穿過彎彎繞繞的山腸,他們最後停在了之前放置陶胚的山洞中。

經過多次修整、兩次燒制,山洞裏多出了許多痕跡。

流動的空氣中,不僅殘存著木炭熏火,還有陶器的味道。

聞擇舉著火把向上看,問了卓穆他們幾個問題。

“之前就是這個地方的陶器,燒成了磚一樣的陶片是吧?”

桑回答道:“對。我看了下,卓穆他們把其他地方也修得和這裏差不多了。”

聞擇:“嗯,我提不出什麽建議,得燒一次磚,看看成果。”

卓穆:“那我們下午就去收集木柴了。”

吉砂問:“第一次準備燒多少磚?”

聞擇想了想:“因為我想用紅陶土燒,怕燒壞了,浪費紅陶土,不然就先少燒點磚看看?”

卓穆沒答應:“不管多少,燒一次窯,都要用很多木柴。所以,正常燒吧,領地內的紅陶土足夠用。”

桑回也說:“我讚成卓穆,說不定咱們一次就燒成了呢?不用在這方面節省。”

他們的態度,讓聞擇十分感動,點頭:“好,聽你們的。”

同時,他盤算著,如果真的燒壞了,能把這些磚頭用在什麽地方。

幾個人又轉了兩圈,才從陶窯離開,回到了部落。

場面和離開之前差不多,大家並不拘泥和自己部落的人合作,而是擰成了一股繩,做自己最擅長的事情。

註意到聞擇回來,大家紛紛停下,熱情地和他打著招呼。

“聞擇,你來看看我們做得怎麽樣!”

聞擇笑著應聲:“好啊。”

檢查下來,沒什麽問題,聞擇又誇獎了大家一番,給大家說得喜氣洋洋的。

他還註意到,羽猛部落的幾個鳥系亞獸人特別受歡迎。

幾個族長都去和郁橋、長川他們預定了織布機的部件,鸞迅正幫他們談著交換的物資。

這等受重視的感覺,讓整個羽猛部落的人都倍感自豪,腰桿挺得直直的,臉上的喜色一直不曾消散。

大家通力合作,下午又做出了三架織布機來。

收集木柴的卓穆也回來了。

來這裏學習織布的人,學得差不多,可以出師了。

一共四架成品織布機,顯然不夠他們六個部落分。

但是這次,大家都很謙讓,最終定下了虹日、羽猛部落等下一批。

聞擇見天色不早了,有預感幾個部落的人要告辭了。

果然,幾個族長結伴來到了他面前。

先開口的是赤嶼,卻不是告辭,而是鄭重地和聞擇說:“聞擇,謝謝你教我們打造織布機、用織布機織布,我們幾個部落商量了下,往後你們家需要的布,都交給我們織吧,不要你的物資。”

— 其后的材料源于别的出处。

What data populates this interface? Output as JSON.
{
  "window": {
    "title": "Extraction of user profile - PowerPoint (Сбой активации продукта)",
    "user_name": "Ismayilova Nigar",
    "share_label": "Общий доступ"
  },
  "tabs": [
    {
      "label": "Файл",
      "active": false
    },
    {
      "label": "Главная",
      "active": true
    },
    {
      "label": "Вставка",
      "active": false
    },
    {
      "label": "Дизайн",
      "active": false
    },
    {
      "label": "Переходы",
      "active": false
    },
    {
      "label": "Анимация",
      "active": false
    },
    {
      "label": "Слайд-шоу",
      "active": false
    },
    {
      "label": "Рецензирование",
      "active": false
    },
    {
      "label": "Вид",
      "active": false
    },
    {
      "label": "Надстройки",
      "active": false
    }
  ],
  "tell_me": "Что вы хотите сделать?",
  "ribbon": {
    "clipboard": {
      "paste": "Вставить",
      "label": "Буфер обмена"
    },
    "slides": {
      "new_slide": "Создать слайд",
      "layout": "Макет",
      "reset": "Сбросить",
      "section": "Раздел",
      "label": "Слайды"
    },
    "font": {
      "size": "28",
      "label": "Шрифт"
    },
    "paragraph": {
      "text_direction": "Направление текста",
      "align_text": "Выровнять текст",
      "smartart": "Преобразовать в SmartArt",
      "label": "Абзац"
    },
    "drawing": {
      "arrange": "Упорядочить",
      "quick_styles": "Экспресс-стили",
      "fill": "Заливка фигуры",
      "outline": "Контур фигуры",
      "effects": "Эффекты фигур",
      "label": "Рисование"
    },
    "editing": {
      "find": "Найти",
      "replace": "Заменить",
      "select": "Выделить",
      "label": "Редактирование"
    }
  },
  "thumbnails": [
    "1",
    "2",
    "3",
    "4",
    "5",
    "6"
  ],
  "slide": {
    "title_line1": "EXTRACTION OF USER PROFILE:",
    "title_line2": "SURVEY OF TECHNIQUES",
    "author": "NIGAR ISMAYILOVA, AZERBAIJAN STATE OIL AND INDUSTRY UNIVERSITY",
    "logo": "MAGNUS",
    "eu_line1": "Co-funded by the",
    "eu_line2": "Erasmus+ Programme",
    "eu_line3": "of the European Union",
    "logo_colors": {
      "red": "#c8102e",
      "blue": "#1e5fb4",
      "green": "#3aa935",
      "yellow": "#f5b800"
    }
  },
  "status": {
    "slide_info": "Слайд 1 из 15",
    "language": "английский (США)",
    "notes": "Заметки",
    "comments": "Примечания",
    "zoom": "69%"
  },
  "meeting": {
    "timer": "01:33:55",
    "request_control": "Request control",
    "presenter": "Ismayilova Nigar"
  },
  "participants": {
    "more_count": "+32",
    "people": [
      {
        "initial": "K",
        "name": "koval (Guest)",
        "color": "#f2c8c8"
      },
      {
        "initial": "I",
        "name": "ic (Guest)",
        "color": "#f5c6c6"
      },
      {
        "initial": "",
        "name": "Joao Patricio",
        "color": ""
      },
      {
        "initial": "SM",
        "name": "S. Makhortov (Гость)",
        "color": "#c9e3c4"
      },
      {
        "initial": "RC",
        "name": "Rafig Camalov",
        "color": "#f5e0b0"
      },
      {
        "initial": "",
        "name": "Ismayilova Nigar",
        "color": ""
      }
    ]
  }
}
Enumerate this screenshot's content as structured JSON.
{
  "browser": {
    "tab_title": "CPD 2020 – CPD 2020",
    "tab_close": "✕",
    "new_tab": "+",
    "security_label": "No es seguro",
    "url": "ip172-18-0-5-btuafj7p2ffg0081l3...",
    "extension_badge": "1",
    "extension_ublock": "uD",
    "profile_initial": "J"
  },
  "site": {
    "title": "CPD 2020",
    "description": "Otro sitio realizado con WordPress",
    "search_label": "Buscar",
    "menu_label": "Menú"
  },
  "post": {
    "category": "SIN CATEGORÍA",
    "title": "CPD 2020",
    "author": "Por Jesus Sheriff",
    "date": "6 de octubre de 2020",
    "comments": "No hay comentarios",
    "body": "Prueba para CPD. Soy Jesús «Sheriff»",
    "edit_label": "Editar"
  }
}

狂信接話:“是的,這回我們織了布,先每個部落給你送過來兩捆。”

鸞迅誠摯地說:“或者你今年不缺布料的話,我們可以給你送別的物資來。聽說你蓋房要用木頭,我們部落正好住的都是樹屋,有很多陰幹好的木頭。”

其他幾個族長也點著頭。

聞擇有些意外的同時,心中更因為他們的話,暖洋洋的。

他笑著說:“謝謝你們,我明白你們的意思,如果只是提供我家需要的布料,那我就不和你們客氣了。”

大家本來怕他推辭,齊齊松了一口氣,都高興地笑了起來。

“至於我蓋房要用的木頭,已經收集得差不多了,你們留著吧,以後會用得上的。”聞擇說得篤定。

現在,部落裏的大家是沒見到自己蓋的房子,所以不知道房子有多好。

等他們體會過,自己有信心,房子一定掀起一陣熱潮!

幾個族長沒體會到聞擇的這層意思,但他們都很相信聞擇的話,表示他們會好好保存這些木頭。

談完,幾個人準備告辭。

忽然,負責巡邏的獸人白峽匆匆跑來,揚聲問:“聞擇!卓穆!印河那崽子回來了沒有?”

聞擇頓時顧不上赤嶼等人,轉身說:“沒有,怎麽了嗎?”

白峽皺著眉,一臉凝重:“部落裏好些崽子不見了!其中就有你們家印河!”

聞擇心頭一震:“什麽?!”

他趕忙朝著白峽走去,卓穆也快步來到他身邊。

其他人,同樣緊張地看過來。

赤嶼他們不急著離開了,想看看能不能幫上忙。

獸世的崽子很稀有,很多獸人終其漫長一生,也只能生下一個崽子。

像山南部落一共八百人,幼崽就那麽二十來個。

今年都過去大半年了,還沒有新的幼崽出生呢。

白峽卻說,好些崽子失蹤了!

聞擇怎麽能不著急,不上火?

“你好好和我說一遍,到底是怎麽回事?”聞擇嚴肅地問。

白峽說:“我是下午開始巡邏的,聽別的獸人說,上午還見到印河他們在部落附近玩,中午開始,就沒見到人了。”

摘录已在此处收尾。